The Client represents and warrants to the Company that:

  • The Client has full power, authority, and legal capacity to enter into this Agreement and to authorise the Event as described herein.

  • All information, documents, materials, and instructions provided by the Client to the Company are accurate, complete, and not misleading, and the Client shall promptly notify the Company of any changes thereto.

  • The Client has obtained, or shall obtain prior to the Event, all necessary consents, approvals, and permissions from the Venue owner, local authorities, residential welfare associations, or any other relevant body, to the extent such permissions are the Client’s responsibility under this Agreement.

  • The Event, and any content, performances, or activities specifically requested or directed by the Client, shall not violate any applicable law, regulation, or the rights of any third party.

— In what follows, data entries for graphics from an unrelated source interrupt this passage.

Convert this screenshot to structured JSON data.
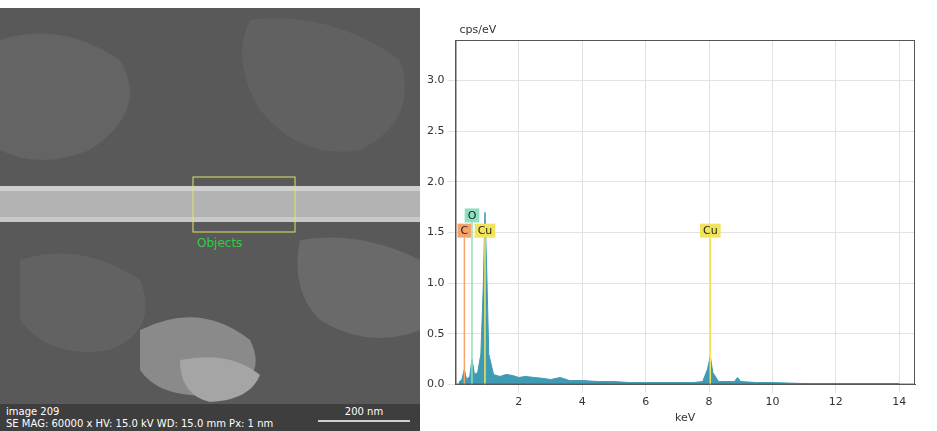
{
  "micrograph": {
    "image_label": "image 209",
    "info": "SE MAG: 60000 x HV: 15.0 kV WD: 15.0 mm Px: 1 nm",
    "scale_bar": "200 nm",
    "region_label": "Objects"
  },
  "chart_data": {
    "type": "line",
    "x_label": "keV",
    "y_label": "cps/eV",
    "x": [
      0.1,
      0.2,
      0.28,
      0.35,
      0.45,
      0.52,
      0.6,
      0.7,
      0.8,
      0.88,
      0.93,
      0.98,
      1.05,
      1.2,
      1.4,
      1.6,
      1.8,
      2.0,
      2.2,
      2.5,
      2.8,
      3.0,
      3.3,
      3.6,
      4.0,
      4.5,
      5.0,
      5.5,
      6.0,
      6.5,
      7.0,
      7.5,
      7.8,
      7.95,
      8.04,
      8.12,
      8.3,
      8.8,
      8.9,
      9.0,
      9.5,
      10.0,
      11.0,
      12.0,
      13.0,
      14.0
    ],
    "values": [
      0.02,
      0.05,
      0.15,
      0.05,
      0.08,
      0.25,
      0.1,
      0.12,
      0.3,
      1.0,
      1.7,
      1.2,
      0.3,
      0.1,
      0.08,
      0.1,
      0.09,
      0.07,
      0.08,
      0.07,
      0.06,
      0.05,
      0.07,
      0.04,
      0.04,
      0.03,
      0.03,
      0.02,
      0.02,
      0.02,
      0.02,
      0.02,
      0.03,
      0.15,
      0.28,
      0.12,
      0.03,
      0.03,
      0.07,
      0.03,
      0.02,
      0.02,
      0.01,
      0.01,
      0.01,
      0.01
    ],
    "color": "#3f9ab3",
    "xlim": [
      0,
      14.5
    ],
    "xticks": [
      2,
      4,
      6,
      8,
      10,
      12,
      14
    ],
    "ylim": [
      0,
      3.4
    ],
    "yticks": [
      {
        "value": 0,
        "label": "0.0"
      },
      {
        "value": 0.5,
        "label": "0.5"
      },
      {
        "value": 1,
        "label": "1.0"
      },
      {
        "value": 1.5,
        "label": "1.5"
      },
      {
        "value": 2,
        "label": "2.0"
      },
      {
        "value": 2.5,
        "label": "2.5"
      },
      {
        "value": 3,
        "label": "3.0"
      }
    ],
    "grid": true,
    "peak_labels": [
      {
        "label": "C",
        "x": 0.28,
        "y": 1.45,
        "color": "#f4a46b"
      },
      {
        "label": "O",
        "x": 0.52,
        "y": 1.6,
        "color": "#8fe0c0"
      },
      {
        "label": "Cu",
        "x": 0.93,
        "y": 1.45,
        "color": "#f2e45a"
      },
      {
        "label": "Cu",
        "x": 8.04,
        "y": 1.45,
        "color": "#f2e45a"
      }
    ]
  }
}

  • The Client is not subject to any legal restriction, court order, or contractual obligation that would prevent or impair the Client’s ability to perform its obligations under this Agreement.

29.3 Remedies for Breach of Warranty

  • If any warranty given by a Party under this Clause is found to be untrue, inaccurate, or misleading in any material respect, the non-breaching Party shall be entitled to claim damages for any direct loss suffered as a result of such breach, without prejudice to any other rights or remedies available under this Agreement or at law.

  • No warranty under this Clause shall be deemed waived by reason of the other Party’s failure to discover the breach at the time of performance or acceptance of the Services.

30. Dispute Resolution (Services)

  • The parties shall first attempt to resolve any dispute arising out of or in connection with this Agreement through mutual negotiation within 30 days of written notice of the dispute.

  • If the Parties fail to amicably settle the dispute, then it shall be referred to and finally resolved by arbitration in accordance with the Arbitration and Conciliation Act, 1996 (as amended). Seat of Arbitration shall be New Delhi, India and it should be conducted in English.

  • Subject to the above, the courts at New Delhi shall have exclusive jurisdiction.

31. Termination (Services)

  • Either party may terminate this Agreement, by mutual written consent, for material breach by the other party, if such breach is not cured within 15 days of written notice or due to Force Majeure as per Clause 10.

  • Upon termination, the Company shall deliver all work completed up to the date of termination and the financial settlement shall be completed within 30 days. All confidentiality obligations shall survive termination.

32. General Provisions (Services)

  • Entire Agreement: This Agreement, along with its Schedules, constitutes the entire agreement between the parties and supersedes all prior discussions, negotiations, and agreements.

  • Amendment: No modification or amendment shall be valid unless made in writing and signed by both parties.

  • Severability: If any provision of this Agreement is held invalid or unenforceable, the remaining provisions shall continue in full force and effect.

  • Waiver: No failure or delay by either party in exercising any right shall operate as a waiver thereof.

  • Assignment: Neither party may assign its rights or obligations under this Agreement without the prior written consent of the other party.

  • Notices: All notices shall be in writing and sent to the addresses mentioned above via registered post, courier, or email (with read receipt).

  • Governing Law: This Agreement shall be governed by and construed in accordance with the laws of India.